Some rules are meant to be broken — including IT security policies, according to a new study by the Ponemon Institute.
In a report sponsored by IronKey, roughly half of the 967 end users surveyed said their corporate data security policies are largely ignored by both employees and management. The policy violations ranged from the misuse of USB sticks to personal use of e-mail to turning off the firewall.
In an age of data breaches and insider threats, 61 percent admitted to copying confidential data onto USB sticks and transferring the information to a noncorporate device. Most admitted their companies either did not allow this or had no policy in place to deal with it.
What’s more, 47 percent admitted to having shared their passwords with co-workers or third-party contractors in the past. The bad news doesn’t stop there. More than 20 percent of the respondents admitted to having turned off security such as anti-virus software, desktop firewalls and encryption on enterprise devices, up from 17 percent when this study was performed two years ago.
Not touched on in the survey directly is the issue of whether or not corporate policies are hindering productivity. There may be, for example, a legitimate reason for someone to copy data to a USB stick and transfer it to a computer outside the enterprise. But the study is not without insight as to why security policies seem to be falling short.
According to the report, 58 percent said they felt their companies did not provide adequate training on following the rules, while 46 percent said the policies were too complex to understand.

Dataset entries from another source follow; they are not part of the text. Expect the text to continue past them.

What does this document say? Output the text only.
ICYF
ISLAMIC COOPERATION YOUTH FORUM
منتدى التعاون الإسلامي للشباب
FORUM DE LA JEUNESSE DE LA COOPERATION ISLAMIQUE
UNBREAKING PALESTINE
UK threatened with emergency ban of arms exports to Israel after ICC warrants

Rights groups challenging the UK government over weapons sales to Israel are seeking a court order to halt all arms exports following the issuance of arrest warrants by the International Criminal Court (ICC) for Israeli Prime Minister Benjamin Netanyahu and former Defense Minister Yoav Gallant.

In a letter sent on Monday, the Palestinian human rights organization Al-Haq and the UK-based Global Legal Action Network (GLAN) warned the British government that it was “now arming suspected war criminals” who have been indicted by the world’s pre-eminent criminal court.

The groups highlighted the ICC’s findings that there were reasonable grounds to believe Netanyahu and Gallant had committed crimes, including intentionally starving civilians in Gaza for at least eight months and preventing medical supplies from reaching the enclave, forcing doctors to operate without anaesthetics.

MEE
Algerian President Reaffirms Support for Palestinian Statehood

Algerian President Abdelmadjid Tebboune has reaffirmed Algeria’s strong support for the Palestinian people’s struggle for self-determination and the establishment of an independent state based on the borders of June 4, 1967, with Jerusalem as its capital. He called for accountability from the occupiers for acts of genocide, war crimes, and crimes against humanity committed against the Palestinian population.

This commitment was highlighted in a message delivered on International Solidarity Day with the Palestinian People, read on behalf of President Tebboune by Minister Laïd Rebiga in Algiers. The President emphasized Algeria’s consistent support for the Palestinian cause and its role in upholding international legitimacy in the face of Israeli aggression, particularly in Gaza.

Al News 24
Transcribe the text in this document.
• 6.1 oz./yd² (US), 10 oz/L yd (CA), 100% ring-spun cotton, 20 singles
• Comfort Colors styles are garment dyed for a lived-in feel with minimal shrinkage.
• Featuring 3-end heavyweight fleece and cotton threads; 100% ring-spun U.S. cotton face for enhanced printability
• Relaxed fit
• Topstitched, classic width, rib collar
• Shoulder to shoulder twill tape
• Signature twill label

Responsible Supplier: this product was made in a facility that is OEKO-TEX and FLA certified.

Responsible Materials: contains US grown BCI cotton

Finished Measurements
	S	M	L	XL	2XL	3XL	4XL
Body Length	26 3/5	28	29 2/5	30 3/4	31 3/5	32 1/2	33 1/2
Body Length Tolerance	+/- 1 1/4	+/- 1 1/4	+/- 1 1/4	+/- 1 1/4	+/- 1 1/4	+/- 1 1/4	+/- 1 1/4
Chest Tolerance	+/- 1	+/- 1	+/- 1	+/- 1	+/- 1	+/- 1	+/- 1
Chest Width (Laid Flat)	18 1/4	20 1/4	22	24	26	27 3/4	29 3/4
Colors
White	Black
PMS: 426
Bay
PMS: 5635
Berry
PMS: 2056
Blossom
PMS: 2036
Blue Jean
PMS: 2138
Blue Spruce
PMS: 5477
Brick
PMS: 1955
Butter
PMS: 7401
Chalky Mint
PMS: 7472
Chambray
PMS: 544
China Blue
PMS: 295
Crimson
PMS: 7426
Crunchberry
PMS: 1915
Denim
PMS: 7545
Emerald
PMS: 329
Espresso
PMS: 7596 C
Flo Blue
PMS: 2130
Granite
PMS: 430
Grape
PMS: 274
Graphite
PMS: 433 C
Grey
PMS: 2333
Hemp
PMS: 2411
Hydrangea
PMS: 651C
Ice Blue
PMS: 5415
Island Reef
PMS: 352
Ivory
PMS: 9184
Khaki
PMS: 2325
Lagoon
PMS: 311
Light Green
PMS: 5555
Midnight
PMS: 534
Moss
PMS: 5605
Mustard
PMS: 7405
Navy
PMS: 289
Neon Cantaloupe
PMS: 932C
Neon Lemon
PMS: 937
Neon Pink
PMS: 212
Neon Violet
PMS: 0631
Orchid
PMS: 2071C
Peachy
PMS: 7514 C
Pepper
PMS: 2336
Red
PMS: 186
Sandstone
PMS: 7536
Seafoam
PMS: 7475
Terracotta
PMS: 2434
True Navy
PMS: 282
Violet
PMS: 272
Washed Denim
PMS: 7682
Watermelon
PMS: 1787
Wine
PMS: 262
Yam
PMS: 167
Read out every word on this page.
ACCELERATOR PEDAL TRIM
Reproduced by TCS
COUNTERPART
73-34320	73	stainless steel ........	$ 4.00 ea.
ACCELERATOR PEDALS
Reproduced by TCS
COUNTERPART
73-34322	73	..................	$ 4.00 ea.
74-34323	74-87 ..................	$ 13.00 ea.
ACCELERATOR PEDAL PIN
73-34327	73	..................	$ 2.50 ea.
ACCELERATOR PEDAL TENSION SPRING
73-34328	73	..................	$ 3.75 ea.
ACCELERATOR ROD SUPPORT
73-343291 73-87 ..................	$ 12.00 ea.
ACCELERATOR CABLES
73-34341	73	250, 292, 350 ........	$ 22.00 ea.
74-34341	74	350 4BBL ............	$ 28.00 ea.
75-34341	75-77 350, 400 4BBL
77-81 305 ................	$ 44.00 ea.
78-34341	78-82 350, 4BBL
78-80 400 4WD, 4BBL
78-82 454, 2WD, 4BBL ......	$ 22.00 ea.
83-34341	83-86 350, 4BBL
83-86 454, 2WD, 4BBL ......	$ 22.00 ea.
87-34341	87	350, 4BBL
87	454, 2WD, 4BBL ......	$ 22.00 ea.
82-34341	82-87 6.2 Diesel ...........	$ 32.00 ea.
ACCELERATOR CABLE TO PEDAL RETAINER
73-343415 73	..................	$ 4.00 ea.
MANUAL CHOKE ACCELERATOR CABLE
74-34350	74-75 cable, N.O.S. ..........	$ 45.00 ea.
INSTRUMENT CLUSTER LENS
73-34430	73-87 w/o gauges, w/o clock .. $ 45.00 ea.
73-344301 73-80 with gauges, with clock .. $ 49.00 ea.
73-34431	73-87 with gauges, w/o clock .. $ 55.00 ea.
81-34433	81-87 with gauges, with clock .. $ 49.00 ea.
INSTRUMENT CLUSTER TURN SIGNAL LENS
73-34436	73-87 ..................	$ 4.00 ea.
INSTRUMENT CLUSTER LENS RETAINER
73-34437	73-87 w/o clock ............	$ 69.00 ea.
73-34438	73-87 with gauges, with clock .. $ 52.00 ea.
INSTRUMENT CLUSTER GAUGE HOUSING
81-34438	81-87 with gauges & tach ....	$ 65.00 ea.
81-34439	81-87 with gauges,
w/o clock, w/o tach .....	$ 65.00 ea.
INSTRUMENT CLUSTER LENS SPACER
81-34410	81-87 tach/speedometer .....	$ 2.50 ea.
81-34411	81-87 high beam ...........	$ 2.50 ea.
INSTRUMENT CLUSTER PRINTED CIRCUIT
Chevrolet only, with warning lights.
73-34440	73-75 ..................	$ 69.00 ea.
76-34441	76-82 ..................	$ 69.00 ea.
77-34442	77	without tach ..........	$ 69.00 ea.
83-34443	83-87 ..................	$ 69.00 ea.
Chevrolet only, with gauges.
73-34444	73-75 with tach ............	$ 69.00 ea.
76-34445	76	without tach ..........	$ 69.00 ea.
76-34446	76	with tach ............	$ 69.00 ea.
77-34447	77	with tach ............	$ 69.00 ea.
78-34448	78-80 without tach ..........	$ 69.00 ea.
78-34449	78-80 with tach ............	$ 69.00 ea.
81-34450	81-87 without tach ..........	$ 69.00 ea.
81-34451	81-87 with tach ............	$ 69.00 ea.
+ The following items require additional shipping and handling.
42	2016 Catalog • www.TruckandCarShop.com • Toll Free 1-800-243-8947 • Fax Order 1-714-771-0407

“As mobile devices become more and more prevalent in the workplace, our research shows that policies and enforcement are not keeping up with the increased risk of a data breach,” Larry Ponemon, chairman and founder of the Ponemon Institute, said in a statement. “Employees are under tremendous pressure to be highly mobile and productive, but they aren’t being properly educated on the risks to data integrity; they are taking data outside of the organizational structure without complete understanding or awareness of the serious implications of a breach or misuse of sensitive information.”